Re: [PATCH v1 2/2] iommu/arm-smmu-v3: Recover ATC invalidate timeouts
From: Jason Gunthorpe
Date: Fri Mar 06 2026 - 14:44:22 EST
On Fri, Mar 06, 2026 at 07:35:19PM +0000, Samiullah Khawaja wrote:
> On Fri, Mar 06, 2026 at 09:00:06AM -0400, Jason Gunthorpe wrote:
> > On Fri, Mar 06, 2026 at 11:22:52AM +0800, Baolu Lu wrote:
> > > I believe this issue is not unique to the arm-smmu-v3 driver. Device ATC
> > > invalidation timeout is a generic challenge across all IOMMU
> > > architectures that support PCI ATS. Would it be feasible to implement a
> > > common 'fencing and recovery' mechanism in the IOMMU core so that all
> > > IOMMU drivers could benefit?
> >
> > I think yes, for parts, but the driver itself has to do something deep
> > inside it's invalidation to allow the flush to complete without
> > exposing the system to memory corruption - meaning it has to block
> > translated requests before completing the flush
>
> Yes and currently the underlying drivers have software timeouts
> (AMD=100millisecond, arm-smmu-v3=1second) defined which could timeout
> before the actual ATC invalidation timeout occurs. Do you think maybe
> the timeout needs to be propagated to the caller (flush callback) so the
> memory/IOVA is not allocated to something else?

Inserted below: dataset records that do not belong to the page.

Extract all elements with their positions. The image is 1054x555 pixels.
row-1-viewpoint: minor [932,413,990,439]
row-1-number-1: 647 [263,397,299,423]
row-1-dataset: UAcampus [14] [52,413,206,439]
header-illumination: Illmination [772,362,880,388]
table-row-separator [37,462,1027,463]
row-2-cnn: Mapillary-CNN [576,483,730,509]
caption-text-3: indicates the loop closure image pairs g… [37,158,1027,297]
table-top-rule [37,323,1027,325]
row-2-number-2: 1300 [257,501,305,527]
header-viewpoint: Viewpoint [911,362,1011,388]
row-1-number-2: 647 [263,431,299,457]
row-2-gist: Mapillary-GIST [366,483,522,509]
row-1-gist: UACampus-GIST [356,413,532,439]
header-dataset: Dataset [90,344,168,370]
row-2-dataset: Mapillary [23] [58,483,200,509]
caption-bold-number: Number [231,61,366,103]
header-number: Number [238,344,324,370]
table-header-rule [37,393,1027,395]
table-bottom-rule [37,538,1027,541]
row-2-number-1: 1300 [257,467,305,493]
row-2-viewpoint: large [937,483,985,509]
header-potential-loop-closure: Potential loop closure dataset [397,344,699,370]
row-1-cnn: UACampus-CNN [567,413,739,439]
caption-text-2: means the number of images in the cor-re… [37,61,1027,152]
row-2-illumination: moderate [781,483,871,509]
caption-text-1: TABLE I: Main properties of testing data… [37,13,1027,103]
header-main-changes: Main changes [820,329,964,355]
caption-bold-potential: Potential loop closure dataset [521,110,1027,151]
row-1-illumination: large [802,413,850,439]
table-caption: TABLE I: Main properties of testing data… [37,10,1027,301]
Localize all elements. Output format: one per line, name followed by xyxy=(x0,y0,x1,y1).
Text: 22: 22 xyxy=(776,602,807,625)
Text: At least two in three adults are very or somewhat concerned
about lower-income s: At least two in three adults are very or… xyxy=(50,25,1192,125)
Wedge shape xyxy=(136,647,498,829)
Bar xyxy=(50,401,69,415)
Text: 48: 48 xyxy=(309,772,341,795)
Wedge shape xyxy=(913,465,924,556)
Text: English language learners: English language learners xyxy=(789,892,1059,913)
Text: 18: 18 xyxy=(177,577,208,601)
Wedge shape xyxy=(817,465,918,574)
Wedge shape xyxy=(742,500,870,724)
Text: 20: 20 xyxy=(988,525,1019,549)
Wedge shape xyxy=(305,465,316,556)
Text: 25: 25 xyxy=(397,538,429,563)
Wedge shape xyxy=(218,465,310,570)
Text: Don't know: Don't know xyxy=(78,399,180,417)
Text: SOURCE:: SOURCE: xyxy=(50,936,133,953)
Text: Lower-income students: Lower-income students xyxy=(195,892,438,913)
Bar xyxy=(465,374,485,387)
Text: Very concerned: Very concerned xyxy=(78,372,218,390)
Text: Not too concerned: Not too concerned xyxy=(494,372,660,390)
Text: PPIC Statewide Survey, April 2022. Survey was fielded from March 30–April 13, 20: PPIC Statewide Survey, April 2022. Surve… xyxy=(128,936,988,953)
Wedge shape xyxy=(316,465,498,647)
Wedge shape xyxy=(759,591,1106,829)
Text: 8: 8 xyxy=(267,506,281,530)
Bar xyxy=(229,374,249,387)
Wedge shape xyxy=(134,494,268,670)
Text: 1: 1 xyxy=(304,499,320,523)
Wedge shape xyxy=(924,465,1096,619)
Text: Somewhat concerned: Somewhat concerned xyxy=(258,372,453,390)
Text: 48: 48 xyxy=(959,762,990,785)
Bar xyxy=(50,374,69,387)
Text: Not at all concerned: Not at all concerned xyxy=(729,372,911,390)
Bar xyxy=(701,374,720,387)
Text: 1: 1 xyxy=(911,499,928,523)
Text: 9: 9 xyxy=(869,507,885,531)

No, definitely not, that's basically impossible, so many callers just
can't handle such an idea, and you can't ever fully recover from such
a thing.
> Or blocking translated requests for such devices should be enough?
Yes, we have to fence the hardware and then allow the existing SW
stack to continue without any fear of UAF from the broken HW.
Fencing the HW means using the IOMMU to block translated requests.
Jason